Before the Liberty Bowl opened in 1965, Crump was home to the biggest football games in Memphis, one fall after another. The Memphis State Tigers called it home from 1937 to 1964, watching the concrete stands on the south side of the stadium rise 10 years after they moved into the place (thanks to the WPA). Ole Miss played there. Tennessee played there. Alabama played there, for Pete’s sake. But my dad and his high school teammates were the primary tenants. There’s something lovely there, major college programs borrowing a stadium where the boys learn the game. Something the producers of Friday Night Lights would enjoy.
In 2006, the concrete stands at Crump were demolished and the stadium was transformed into what you see today: aluminum bleachers and artificial turf. Turf with soccer lines imposing upon the gridiron. The transformation is symbolic, of course. Once the Liberty Bowl was built, the local university didn’t need “little old” Crump Stadium. (An argument could be made that a stadium seating no more than 40,000 fans is precisely what the U of M needs today.) Memphis City Schools utilizes a field at the Fairgrounds for various local teams, making Crump secondary even when it comes to the high school game.
But that plot of land is still there. The iron gates with “E.H. Crump Stadium” are still there. And countless memories, however distant, are still there.
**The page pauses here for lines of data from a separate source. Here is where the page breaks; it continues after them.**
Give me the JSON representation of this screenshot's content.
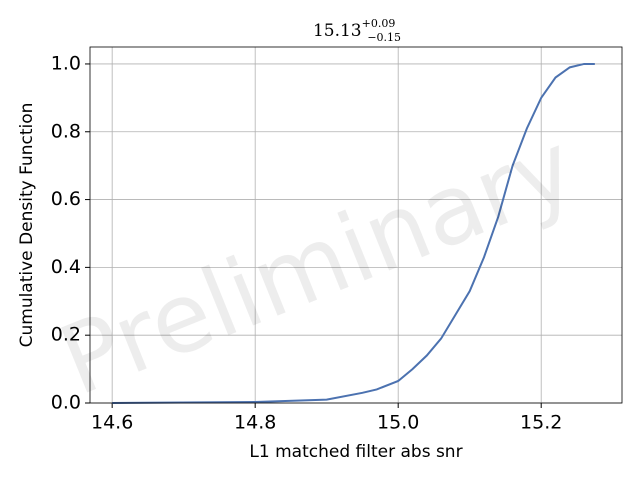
{
  "chart_data": {
    "type": "line",
    "title": {
      "value": "15.13",
      "upper": "+0.09",
      "lower": "−0.15"
    },
    "xlabel": "L1 matched filter abs snr",
    "ylabel": "Cumulative Density Function",
    "watermark": "Preliminary",
    "x": [
      14.6,
      14.8,
      14.9,
      14.95,
      14.97,
      15.0,
      15.02,
      15.04,
      15.06,
      15.08,
      15.1,
      15.12,
      15.14,
      15.16,
      15.18,
      15.2,
      15.22,
      15.24,
      15.26,
      15.275
    ],
    "series": [
      {
        "name": "CDF",
        "color": "#4c72b0",
        "values": [
          0,
          0.003,
          0.01,
          0.03,
          0.04,
          0.065,
          0.1,
          0.14,
          0.19,
          0.26,
          0.33,
          0.43,
          0.55,
          0.7,
          0.81,
          0.9,
          0.96,
          0.99,
          1.0,
          1.0
        ]
      }
    ],
    "xlim": [
      14.569,
      15.313
    ],
    "xticks": [
      14.6,
      14.8,
      15.0,
      15.2
    ],
    "ylim": [
      0,
      1.05
    ],
    "yticks": [
      0.0,
      0.2,
      0.4,
      0.6,
      0.8,
      1.0
    ],
    "grid": true
  }
}
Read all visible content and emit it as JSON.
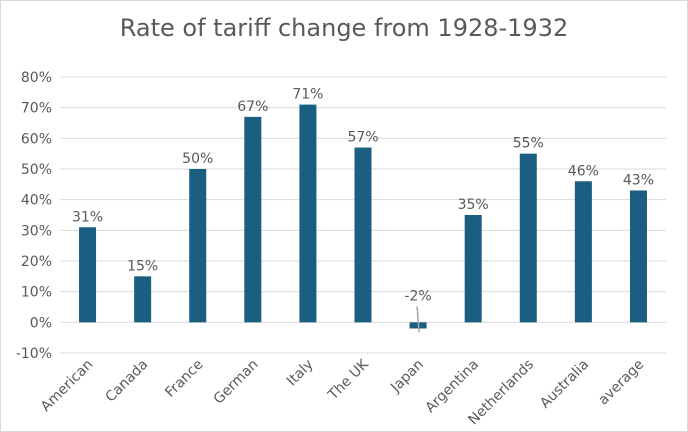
{
  "chart_data": {
    "type": "bar",
    "title": "Rate of tariff change from 1928-1932",
    "categories": [
      "American",
      "Canada",
      "France",
      "German",
      "Italy",
      "The UK",
      "Japan",
      "Argentina",
      "Netherlands",
      "Australia",
      "average"
    ],
    "values": [
      31,
      15,
      50,
      67,
      71,
      57,
      -2,
      35,
      55,
      46,
      43
    ],
    "data_labels": [
      "31%",
      "15%",
      "50%",
      "67%",
      "71%",
      "57%",
      "-2%",
      "35%",
      "55%",
      "46%",
      "43%"
    ],
    "xlabel": "",
    "ylabel": "",
    "ylim": [
      -10,
      80
    ],
    "yticks": [
      "-10%",
      "0%",
      "10%",
      "20%",
      "30%",
      "40%",
      "50%",
      "60%",
      "70%",
      "80%"
    ],
    "grid": true,
    "legend": "none",
    "bar_color": "#1a5e82"
  }
}
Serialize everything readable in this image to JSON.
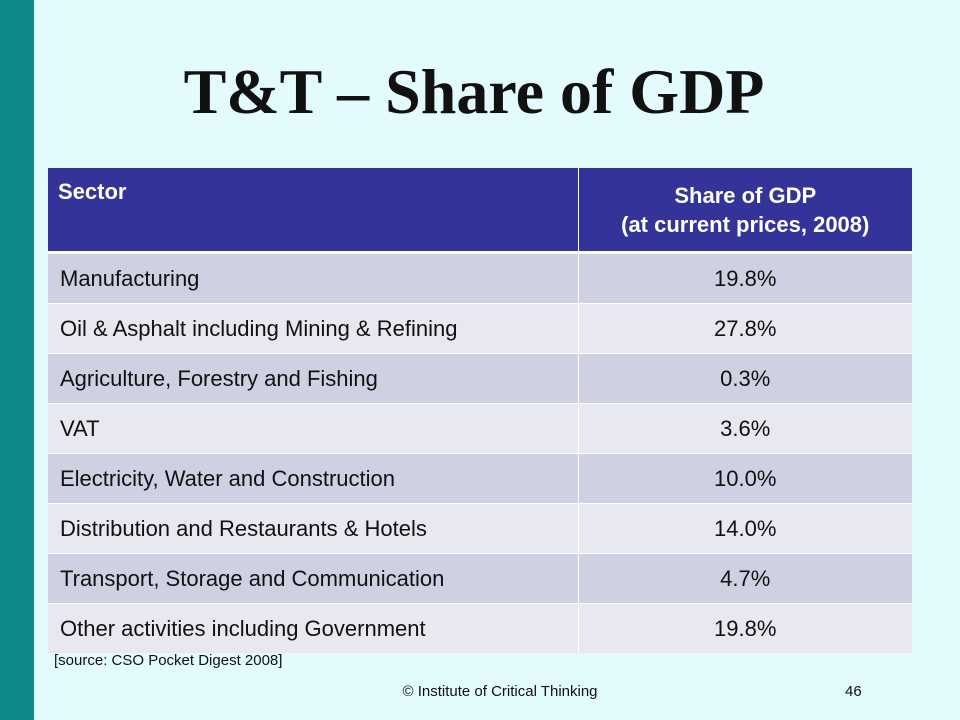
{
  "slide": {
    "title": "T&T – Share of GDP",
    "source": "[source: CSO Pocket Digest 2008]",
    "footer": "© Institute of Critical Thinking",
    "page_number": "46"
  },
  "colors": {
    "accent_bar": "#0f8a8b",
    "background": "#e3fbfd",
    "table_header": "#333399",
    "row_odd": "#cfd0e2",
    "row_even": "#e8e8f0"
  },
  "table": {
    "header_sector": "Sector",
    "header_share_line1": "Share of GDP",
    "header_share_line2": "(at current prices, 2008)",
    "rows": [
      {
        "sector": "Manufacturing",
        "share": "19.8%"
      },
      {
        "sector": "Oil & Asphalt including Mining & Refining",
        "share": "27.8%"
      },
      {
        "sector": "Agriculture, Forestry and Fishing",
        "share": "0.3%"
      },
      {
        "sector": "VAT",
        "share": "3.6%"
      },
      {
        "sector": "Electricity, Water and Construction",
        "share": "10.0%"
      },
      {
        "sector": "Distribution and Restaurants & Hotels",
        "share": "14.0%"
      },
      {
        "sector": "Transport, Storage and Communication",
        "share": "4.7%"
      },
      {
        "sector": "Other activities including Government",
        "share": "19.8%"
      }
    ]
  }
}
I obviously didn’t get to see my dad play at Crump. And Dad didn’t live to see the young soccer star his granddaughter is becoming. But they now have a connection — if only in the heart of a son and father — that draws them closer. My own athletic glory days took place in Southern California (for one year) and Vermont, making the Murtaugh connection at Crump Stadium that much less likely, and a nice completion of a cross-generational sports circle.
Since moving to Memphis from New England 21 years ago, I’ve often been asked two questions: 1) Why Memphis? and 2) Why do I pay so much attention to sports? Last Thursday at Crump Stadium, with no more than 100 people in the stands, I had the answers to both.